Now construct the density field of matter (DM+NU)

[15]:

# define the matrix holding the density field
delta = np.zeros((grid,grid,grid), dtype=np.float32)

# define two arrays with the masses of the DM and NU particles
mass_c = np.ones(pos_c.shape[0], dtype=np.float32)*Masses[1]
mass_n = np.ones(pos_n.shape[0], dtype=np.float32)*Masses[2]

# construct the density field
MASL.MA(pos_c, delta, BoxSize, MAS, W=mass_c, verbose=verbose)
MASL.MA(pos_n, delta, BoxSize, MAS, W=mass_n, verbose=verbose)


Using CIC mass assignment scheme with weights
Time taken = 5.882 seconds


Using CIC mass assignment scheme with weights
Time taken = 26.614 seconds

Make some checks

[16]:

# check the total mass in the density field
Mtot1 = np.sum(delta, dtype=np.float64)
Mtot2 = np.sum(mass_c, dtype=np.float64) + np.sum(mass_n, dtype=np.float64)
print('%.3e should be equal to\n%.3e'%(Mtot1,Mtot2))
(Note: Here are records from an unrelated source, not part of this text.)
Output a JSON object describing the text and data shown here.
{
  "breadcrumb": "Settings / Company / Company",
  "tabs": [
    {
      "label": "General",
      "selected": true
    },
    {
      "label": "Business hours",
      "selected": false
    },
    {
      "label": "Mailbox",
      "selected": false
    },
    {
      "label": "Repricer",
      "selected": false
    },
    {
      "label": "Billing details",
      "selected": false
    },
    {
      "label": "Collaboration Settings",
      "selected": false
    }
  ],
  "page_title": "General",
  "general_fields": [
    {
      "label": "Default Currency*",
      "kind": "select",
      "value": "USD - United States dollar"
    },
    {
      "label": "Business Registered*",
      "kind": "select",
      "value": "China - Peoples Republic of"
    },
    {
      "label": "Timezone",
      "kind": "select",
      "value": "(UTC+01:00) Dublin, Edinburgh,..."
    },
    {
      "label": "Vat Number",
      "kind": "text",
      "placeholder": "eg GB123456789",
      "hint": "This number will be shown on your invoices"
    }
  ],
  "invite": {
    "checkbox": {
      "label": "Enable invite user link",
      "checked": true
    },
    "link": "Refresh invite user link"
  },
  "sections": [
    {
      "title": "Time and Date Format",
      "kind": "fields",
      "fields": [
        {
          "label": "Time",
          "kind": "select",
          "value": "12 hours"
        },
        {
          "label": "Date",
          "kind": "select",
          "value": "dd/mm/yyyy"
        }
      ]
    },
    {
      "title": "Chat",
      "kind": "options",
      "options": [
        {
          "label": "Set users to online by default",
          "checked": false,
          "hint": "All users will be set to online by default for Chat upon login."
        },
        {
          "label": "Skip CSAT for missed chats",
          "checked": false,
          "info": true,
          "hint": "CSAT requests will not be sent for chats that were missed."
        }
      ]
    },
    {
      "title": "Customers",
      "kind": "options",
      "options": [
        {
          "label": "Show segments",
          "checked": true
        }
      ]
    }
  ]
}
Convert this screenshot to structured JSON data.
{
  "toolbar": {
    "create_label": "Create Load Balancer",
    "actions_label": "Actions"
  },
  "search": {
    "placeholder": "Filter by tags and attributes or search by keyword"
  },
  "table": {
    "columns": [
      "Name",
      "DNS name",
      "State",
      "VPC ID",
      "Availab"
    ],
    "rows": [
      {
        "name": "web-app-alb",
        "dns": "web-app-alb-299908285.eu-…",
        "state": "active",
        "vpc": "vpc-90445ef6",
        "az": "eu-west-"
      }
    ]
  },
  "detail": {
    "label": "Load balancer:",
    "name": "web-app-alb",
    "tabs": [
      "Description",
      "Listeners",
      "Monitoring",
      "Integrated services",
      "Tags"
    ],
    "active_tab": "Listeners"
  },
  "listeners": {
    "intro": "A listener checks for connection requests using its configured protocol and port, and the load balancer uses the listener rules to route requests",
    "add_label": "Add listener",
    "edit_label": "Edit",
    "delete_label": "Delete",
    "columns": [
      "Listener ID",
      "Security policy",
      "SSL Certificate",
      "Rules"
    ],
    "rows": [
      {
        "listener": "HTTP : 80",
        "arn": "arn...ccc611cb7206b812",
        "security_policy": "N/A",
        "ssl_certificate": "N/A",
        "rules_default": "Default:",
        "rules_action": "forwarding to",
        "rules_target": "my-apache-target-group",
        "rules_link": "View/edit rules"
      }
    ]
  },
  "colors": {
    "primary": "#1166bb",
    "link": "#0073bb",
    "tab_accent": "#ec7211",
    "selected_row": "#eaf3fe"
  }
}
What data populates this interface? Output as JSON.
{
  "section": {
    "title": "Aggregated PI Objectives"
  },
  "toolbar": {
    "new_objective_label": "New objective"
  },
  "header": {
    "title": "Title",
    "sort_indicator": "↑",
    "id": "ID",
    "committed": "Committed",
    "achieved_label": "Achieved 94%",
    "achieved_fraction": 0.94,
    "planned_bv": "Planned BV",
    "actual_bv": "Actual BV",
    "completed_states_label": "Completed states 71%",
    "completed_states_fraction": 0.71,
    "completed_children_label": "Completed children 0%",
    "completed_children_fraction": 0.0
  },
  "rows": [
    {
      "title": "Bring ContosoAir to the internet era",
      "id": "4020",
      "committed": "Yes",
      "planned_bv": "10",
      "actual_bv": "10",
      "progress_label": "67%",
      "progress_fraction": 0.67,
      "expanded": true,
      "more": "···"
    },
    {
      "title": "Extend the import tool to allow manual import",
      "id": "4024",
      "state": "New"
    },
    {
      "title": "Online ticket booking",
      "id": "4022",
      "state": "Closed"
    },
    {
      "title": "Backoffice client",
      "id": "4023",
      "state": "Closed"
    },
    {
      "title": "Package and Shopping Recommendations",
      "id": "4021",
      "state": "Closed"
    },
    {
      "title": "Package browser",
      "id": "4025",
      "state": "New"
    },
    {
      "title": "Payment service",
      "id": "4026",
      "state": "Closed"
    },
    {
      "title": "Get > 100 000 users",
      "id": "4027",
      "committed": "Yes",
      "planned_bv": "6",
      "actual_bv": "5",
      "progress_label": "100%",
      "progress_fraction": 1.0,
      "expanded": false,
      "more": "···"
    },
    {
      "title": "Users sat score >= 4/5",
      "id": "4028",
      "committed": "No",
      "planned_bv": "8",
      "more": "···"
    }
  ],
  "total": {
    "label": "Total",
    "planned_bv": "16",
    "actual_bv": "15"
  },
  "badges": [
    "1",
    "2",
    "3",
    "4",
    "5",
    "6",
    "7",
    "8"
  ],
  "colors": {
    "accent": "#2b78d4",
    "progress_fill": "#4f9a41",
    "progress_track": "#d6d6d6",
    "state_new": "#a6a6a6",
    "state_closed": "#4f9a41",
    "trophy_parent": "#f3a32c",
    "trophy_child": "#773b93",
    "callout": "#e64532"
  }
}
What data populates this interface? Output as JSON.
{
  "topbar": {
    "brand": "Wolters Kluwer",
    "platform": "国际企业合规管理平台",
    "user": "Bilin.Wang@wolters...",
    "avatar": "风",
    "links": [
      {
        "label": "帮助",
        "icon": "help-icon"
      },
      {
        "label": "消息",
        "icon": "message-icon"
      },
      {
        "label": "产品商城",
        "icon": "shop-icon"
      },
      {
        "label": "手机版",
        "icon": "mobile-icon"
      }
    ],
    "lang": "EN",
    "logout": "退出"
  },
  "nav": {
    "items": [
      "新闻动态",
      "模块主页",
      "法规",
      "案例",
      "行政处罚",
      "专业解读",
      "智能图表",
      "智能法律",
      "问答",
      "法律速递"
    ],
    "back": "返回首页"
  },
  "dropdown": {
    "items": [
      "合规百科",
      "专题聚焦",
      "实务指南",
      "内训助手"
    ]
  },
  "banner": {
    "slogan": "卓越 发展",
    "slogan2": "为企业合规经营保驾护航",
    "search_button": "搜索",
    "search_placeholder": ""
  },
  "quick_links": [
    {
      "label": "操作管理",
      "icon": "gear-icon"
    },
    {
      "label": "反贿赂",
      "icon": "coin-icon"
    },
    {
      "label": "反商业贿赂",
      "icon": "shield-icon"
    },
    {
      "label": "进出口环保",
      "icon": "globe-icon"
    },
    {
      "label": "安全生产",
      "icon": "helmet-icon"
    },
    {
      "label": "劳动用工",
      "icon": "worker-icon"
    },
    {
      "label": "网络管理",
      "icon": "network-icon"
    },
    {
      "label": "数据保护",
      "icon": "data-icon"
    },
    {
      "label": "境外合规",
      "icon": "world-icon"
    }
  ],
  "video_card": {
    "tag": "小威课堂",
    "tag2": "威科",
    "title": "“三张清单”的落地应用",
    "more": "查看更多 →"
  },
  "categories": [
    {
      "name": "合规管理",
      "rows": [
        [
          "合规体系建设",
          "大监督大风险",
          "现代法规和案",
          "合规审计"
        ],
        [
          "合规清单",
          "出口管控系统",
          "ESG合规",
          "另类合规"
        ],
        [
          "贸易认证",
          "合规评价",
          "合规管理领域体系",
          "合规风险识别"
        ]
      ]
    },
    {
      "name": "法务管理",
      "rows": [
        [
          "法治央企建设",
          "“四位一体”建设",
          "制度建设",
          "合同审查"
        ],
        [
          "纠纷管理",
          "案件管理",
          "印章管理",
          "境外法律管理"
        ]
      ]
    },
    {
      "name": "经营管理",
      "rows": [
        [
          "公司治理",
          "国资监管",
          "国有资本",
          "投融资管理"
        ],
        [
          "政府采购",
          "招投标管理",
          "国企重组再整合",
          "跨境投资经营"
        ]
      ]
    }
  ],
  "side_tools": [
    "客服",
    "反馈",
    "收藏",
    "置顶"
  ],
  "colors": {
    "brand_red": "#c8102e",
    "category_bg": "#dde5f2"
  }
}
8.812e+19 should be equal to
8.812e+19

If needed, the overdensity field can be easily computed

[17]:

delta /= np.mean(delta, dtype=np.float64);  delta -= 1.0
print('%.3f < delta < %.3f'%(np.min(delta), np.max(delta)))
print('<delta> = %.3f'%np.mean(delta))

-1.000 < delta < 98.331
<delta> = 0.000

Lets plot the density field along three different projections to see the effect of the redshift-space distortions

[18]:

df_x = np.mean(delta[:5,:,:]+1,axis=0) #projection into the YZ plane
df_y = np.mean(delta[:,:5,:]+1,axis=1) #projection into the XZ plane
df_z = np.mean(delta[:,:,:5]+1,axis=2) #projection into the XY plane

import matplotlib.pyplot as plt
from pylab import *
fig = figure(figsize=(20,14))
ax1 = fig.add_subplot(231)
ax2 = fig.add_subplot(232)
ax3 = fig.add_subplot(233)
ax4 = fig.add_subplot(234)
ax5 = fig.add_subplot(235)
ax6 = fig.add_subplot(236)
ax1.imshow(df_x.T, cmap='gnuplot',vmin=1, vmax=10, origin='lower')
ax2.imshow(df_y.T, cmap='gnuplot',vmin=1, vmax=10, origin='lower')
ax3.imshow(df_z.T, cmap='gnuplot',vmin=1, vmax=10, origin='lower')
ax4.imshow(df_x[:200,:200].T, cmap='gnuplot',vmin=1, vmax=10, origin='lower')
ax5.imshow(df_y[:200,:200].T, cmap='gnuplot',vmin=1, vmax=10, origin='lower')
ax6.imshow(df_z[:200,:200].T, cmap='gnuplot',vmin=1, vmax=10, origin='lower')
plt.show()
../_images/Examples_Density_fields_36_0.png

As can be seen, the images in the middle and right columns are blurrier than the ones of the left column. This is due to the effects of the redshift-space distortions along that are placed along the X axis.